Acute detection of subarachnoid hemorrhage on CT represents a critical milestone in emergency neuroimaging, where speed and accuracy directly determine clinical outcomes. This presentation typically appears as hyperdense blood within the basal cisterns, sulci, or ventricular system, creating a stark contrast against the expected low-attenuation cerebrospinal fluid. Radiologists and emergency physicians rely on this modality as the first-line investigation because of its speed and high sensitivity for acute blood, making it indispensable in the hyperacute phase of neurological catastrophe.
Pathophysiology and Typical Imaging Scauses
Subarachnoid hemorrhage on CT occurs when blood leaks into the subarachnoid space, most commonly due to a ruptured saccular aneurysm, although trauma remains a leading cause overall. The blood dissects into the potential space surrounding the brain, mixing with cerebrospinal fluid and creating the characteristic imaging findings. Understanding the underlying etiology is crucial, as it influences not only the radiological search for the source but also the immediate and long-term management strategy for the patient.
CT Appearance and Evolution Over Time
The appearance of subarachnoid hemorrhage on CT evolves significantly over the first two weeks, a fact that is vital for accurate interpretation. Initially, acute blood appears hyperdense (bright white) compared to brain tissue, filling the cisterns and sulci with a characteristic "spider leg" pattern. As the blood undergoes lysis and breakdown, the density decreases, leading to isodense or hypodense appearances that can make detection more challenging for the inexperienced reader and necessitate a higher index of suspicion.
Diagnostic Criteria and Key Locations
Accurate diagnosis hinges on identifying specific patterns rather than a single finding. The classic signs include hyperdense blood in the suprasellar cistern, basal cisterns, Sylvian fissures, and the intraventricular system. Criteria for a positive scan often involve measuring the attenuation density of the blood relative to adjacent hematocrit levels or vessel structures. Familiarity with these precise locations prevents misinterpretation of similar-looking artifacts or adjacent pathology.

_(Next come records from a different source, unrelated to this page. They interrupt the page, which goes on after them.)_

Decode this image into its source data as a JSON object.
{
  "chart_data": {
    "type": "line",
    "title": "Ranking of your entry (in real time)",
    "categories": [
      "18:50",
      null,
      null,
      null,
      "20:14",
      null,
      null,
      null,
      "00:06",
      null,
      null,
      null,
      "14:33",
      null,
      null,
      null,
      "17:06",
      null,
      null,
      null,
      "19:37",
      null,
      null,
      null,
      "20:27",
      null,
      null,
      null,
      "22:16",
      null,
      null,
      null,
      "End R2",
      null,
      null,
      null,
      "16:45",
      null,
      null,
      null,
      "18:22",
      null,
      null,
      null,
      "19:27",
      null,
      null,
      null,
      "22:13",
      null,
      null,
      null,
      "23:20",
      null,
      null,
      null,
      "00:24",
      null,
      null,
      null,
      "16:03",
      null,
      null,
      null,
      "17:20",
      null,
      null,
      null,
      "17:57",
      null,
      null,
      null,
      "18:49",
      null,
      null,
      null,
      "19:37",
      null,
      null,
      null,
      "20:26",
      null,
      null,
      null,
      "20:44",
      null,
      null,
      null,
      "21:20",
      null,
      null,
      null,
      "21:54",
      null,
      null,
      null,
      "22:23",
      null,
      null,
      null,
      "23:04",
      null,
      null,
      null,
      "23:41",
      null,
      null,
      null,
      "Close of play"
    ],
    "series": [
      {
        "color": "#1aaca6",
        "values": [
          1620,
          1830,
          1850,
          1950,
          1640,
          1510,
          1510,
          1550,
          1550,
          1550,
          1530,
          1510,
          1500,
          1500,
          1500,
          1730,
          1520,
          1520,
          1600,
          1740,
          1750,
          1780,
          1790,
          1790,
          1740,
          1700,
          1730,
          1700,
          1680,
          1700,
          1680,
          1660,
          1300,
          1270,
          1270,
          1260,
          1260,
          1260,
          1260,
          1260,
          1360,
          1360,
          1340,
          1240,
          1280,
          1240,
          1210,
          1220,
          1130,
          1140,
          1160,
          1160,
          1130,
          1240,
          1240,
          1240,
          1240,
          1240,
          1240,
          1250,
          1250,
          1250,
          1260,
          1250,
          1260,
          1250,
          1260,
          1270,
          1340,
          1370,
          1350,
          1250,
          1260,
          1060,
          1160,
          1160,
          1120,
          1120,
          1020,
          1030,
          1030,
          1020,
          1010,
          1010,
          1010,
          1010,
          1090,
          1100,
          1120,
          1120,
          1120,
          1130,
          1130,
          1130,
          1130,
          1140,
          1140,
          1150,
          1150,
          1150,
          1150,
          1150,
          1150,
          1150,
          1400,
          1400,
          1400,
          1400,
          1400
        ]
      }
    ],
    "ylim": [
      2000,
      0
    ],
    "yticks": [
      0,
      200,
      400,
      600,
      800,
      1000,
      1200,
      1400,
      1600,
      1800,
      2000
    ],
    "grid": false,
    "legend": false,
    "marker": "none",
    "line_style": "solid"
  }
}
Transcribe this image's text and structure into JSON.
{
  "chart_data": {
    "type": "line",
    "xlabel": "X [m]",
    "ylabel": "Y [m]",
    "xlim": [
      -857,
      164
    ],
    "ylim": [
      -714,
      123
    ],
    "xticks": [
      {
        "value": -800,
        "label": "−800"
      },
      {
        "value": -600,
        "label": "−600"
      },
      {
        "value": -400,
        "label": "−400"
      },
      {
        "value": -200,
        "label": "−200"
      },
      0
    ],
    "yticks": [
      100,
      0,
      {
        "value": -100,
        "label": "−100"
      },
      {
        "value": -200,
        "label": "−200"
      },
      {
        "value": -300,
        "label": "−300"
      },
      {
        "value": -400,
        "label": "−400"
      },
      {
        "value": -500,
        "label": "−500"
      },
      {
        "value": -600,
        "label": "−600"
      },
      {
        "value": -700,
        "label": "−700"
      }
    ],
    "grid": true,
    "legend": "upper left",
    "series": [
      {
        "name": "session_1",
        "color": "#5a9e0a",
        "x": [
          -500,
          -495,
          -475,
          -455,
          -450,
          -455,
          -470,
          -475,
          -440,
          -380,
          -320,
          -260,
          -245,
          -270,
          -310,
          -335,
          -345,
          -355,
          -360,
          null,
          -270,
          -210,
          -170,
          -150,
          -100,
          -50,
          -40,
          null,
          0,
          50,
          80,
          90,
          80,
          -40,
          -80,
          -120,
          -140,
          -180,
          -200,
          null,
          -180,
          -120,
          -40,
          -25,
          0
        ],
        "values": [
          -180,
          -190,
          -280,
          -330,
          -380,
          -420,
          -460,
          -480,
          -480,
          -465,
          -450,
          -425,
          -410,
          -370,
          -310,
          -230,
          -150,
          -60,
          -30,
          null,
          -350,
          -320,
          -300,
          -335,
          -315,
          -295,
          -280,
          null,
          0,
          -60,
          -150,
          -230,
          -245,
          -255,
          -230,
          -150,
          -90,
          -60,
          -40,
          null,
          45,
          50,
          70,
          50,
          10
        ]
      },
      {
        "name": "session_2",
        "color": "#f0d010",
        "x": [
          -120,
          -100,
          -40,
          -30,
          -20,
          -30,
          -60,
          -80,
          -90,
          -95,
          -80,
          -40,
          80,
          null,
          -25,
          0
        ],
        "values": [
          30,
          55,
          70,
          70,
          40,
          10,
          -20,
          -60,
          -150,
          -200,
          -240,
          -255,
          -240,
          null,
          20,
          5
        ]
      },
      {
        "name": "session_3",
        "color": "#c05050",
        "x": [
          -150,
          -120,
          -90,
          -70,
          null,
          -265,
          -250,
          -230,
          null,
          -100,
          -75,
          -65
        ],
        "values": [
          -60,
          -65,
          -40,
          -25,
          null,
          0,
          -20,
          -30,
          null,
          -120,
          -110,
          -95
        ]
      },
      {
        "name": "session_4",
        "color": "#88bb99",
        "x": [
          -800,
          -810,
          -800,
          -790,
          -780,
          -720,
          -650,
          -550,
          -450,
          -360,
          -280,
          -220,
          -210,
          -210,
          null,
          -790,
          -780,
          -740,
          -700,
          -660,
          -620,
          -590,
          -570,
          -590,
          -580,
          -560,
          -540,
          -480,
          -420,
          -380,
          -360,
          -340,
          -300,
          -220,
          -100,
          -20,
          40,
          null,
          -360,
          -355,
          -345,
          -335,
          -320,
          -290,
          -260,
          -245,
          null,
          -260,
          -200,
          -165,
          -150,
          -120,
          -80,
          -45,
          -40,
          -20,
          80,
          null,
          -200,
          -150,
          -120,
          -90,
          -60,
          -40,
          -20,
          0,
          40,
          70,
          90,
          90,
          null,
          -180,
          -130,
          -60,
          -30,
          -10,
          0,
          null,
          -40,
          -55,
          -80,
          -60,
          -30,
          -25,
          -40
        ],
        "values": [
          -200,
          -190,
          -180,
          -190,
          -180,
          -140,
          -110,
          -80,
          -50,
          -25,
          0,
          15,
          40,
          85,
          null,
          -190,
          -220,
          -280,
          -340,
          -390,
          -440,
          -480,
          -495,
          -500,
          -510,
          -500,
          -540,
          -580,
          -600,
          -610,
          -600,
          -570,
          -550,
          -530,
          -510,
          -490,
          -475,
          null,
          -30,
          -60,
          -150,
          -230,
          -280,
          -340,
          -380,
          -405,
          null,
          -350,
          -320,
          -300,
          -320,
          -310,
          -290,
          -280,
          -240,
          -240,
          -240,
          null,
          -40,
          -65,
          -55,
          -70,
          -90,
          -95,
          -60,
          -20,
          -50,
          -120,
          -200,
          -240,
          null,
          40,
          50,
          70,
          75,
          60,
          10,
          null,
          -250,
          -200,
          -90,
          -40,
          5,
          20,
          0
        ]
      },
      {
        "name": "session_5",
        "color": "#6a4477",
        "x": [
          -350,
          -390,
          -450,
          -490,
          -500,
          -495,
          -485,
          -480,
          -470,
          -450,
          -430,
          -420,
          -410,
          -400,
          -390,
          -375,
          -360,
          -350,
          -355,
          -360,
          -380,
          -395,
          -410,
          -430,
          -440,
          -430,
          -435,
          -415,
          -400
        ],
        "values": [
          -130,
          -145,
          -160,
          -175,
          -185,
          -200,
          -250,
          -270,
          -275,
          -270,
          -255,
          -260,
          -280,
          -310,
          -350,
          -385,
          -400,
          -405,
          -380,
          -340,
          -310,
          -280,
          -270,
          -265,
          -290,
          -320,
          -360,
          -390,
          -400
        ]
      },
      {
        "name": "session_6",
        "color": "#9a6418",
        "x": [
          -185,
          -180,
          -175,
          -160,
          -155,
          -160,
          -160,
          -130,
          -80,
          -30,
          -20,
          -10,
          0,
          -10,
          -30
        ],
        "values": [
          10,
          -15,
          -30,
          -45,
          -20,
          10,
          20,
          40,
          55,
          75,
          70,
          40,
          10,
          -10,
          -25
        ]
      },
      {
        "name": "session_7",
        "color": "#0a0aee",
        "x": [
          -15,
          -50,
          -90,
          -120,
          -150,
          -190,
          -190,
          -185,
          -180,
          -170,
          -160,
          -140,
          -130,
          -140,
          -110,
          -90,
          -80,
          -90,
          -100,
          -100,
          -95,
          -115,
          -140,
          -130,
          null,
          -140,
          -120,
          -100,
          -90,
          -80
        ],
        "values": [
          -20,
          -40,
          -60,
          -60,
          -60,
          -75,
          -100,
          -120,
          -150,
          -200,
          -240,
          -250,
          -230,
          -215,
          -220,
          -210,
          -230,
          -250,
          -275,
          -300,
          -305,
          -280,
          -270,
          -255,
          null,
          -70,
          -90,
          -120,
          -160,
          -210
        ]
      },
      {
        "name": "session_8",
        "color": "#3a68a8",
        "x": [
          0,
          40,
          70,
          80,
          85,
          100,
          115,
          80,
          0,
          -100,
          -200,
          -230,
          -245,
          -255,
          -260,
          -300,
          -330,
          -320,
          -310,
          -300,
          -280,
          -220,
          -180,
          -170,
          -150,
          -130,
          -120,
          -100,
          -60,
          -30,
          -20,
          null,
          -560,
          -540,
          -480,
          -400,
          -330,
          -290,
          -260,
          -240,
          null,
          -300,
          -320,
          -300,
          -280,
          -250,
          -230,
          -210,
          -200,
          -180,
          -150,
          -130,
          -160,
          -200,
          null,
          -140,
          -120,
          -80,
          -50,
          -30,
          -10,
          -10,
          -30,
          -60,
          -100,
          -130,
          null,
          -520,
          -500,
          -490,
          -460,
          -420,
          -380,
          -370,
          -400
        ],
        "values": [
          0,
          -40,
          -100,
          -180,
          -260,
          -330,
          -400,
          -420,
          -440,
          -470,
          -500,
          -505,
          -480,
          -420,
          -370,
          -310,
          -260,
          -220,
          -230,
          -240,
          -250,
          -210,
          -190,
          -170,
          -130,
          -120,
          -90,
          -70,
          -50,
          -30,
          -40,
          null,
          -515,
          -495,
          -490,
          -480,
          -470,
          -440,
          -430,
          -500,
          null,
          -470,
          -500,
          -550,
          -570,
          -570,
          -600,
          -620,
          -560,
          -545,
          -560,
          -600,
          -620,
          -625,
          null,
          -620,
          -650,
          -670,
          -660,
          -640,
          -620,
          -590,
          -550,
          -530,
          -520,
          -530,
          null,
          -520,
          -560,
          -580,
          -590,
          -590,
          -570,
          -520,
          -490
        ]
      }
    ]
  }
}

Differential Diagnosis and Mimickers
While subarachnoid hemorrhage on CT is a distinct entity, several conditions can mimic its appearance, leading to potential over-diagnosis. Dense meningiomas, epidural hematomas, or even dense pus in abscesses can be confused with acute blood if the clinical context is ignored. Furthermore, artifacts from metallic implants or beam hardening can create pseudo-hemorrhage, emphasizing the need to correlate imaging findings with the patient's specific clinical presentation and history of trauma or surgery.
Limitations and Adjunctive Imaging
Despite its utility, a negative CT scan does not entirely rule out subarachnoid hemorrhage, particularly in the very early or delayed scans where blood volume is small or has been resorbed. In these scenarios, or when the clinical suspicion remains high, lumbar puncture to detect xanthochromia becomes mandatory. Advanced modalities like CT angiography (CTA) are frequently employed immediately after the non-contrast scan to identify the underlying aneurysm or vascular malformation, providing a one-stop-shop for diagnosis and planning.